Here is a book in which the birth of a male child signals hope for the whole world. The child is hunted by an evil ruler (remember Herod?), fathered by a man named Luke, Christened by a man named Theo (the Gospel of Luke is addressed to Theophilis), and born of a woman with a deformed hand. Hope comes through an unexpected, rejected mother. Soon after the child’s birth, rulers visit in wonder, almost reverent worship (not three magi from the east, but close). The birth of the helpless child brings an end to tyranny, a tyranny driven by hopelessness and despair.

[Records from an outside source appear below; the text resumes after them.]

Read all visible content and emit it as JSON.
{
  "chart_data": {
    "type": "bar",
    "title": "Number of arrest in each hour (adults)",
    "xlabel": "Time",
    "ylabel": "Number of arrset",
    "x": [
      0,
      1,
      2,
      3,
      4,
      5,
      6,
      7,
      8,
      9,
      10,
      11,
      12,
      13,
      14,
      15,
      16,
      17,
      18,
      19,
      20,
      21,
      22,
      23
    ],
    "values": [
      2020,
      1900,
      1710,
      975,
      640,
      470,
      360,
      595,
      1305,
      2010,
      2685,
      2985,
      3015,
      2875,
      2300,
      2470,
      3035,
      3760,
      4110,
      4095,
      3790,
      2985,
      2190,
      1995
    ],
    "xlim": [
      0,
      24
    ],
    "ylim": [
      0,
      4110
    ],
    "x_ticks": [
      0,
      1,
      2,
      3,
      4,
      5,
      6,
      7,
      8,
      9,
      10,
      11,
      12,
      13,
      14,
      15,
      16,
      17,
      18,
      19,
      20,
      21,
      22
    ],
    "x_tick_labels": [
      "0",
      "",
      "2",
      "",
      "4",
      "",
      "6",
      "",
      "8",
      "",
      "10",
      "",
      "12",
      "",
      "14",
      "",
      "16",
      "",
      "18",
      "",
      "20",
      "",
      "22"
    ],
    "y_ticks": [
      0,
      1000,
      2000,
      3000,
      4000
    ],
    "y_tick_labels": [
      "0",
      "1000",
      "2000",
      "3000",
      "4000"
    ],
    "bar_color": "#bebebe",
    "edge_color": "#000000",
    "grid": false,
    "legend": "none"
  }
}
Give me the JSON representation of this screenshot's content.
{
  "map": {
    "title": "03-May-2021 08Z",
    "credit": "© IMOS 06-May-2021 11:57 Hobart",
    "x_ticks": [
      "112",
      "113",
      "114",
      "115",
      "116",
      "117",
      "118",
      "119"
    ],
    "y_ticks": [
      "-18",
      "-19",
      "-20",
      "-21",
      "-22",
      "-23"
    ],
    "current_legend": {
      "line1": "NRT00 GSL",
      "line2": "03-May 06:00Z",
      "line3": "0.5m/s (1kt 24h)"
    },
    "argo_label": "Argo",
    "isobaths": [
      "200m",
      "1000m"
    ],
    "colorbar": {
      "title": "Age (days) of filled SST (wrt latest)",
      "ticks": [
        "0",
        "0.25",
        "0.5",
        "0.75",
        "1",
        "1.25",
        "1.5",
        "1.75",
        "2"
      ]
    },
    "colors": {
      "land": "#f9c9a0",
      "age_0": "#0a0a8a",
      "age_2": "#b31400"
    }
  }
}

Seeking a safe place to give birth, the mother is forced to flee the danger posed by the evil ruler. At one point her traveling party is imperiled and one member of the group is killed that the others might live. The mother says, “He died for me,” another lady in the traveling party answers, “He died for us all.”
This book is about real life. It is deeply Christian. We Christians should embrace the western literary tradition for what it is, our own preserve—a preserve of the great ideas that grow out of belief in God as he is revealed in the Bible.
I am grateful for Justin Taylor’s recent post on a movie based on this novel to be released Christmas day, and even more grateful to have read this book. Actually, I didn’t read it, I listened to it. I checked the book on tape out from the public library and listened to it while I folded clothes, raked leaves, did dishes. But it’s so good that I’ve ordered a copy to re-read and quote.
Much more could be said about the way that this volume explores the hopelessness and vanity of life without God. There were passages that made me want to be a better husband to my wife, a better father to my children, a better son to my parents. Read this book. Let it help you feel. Enjoy.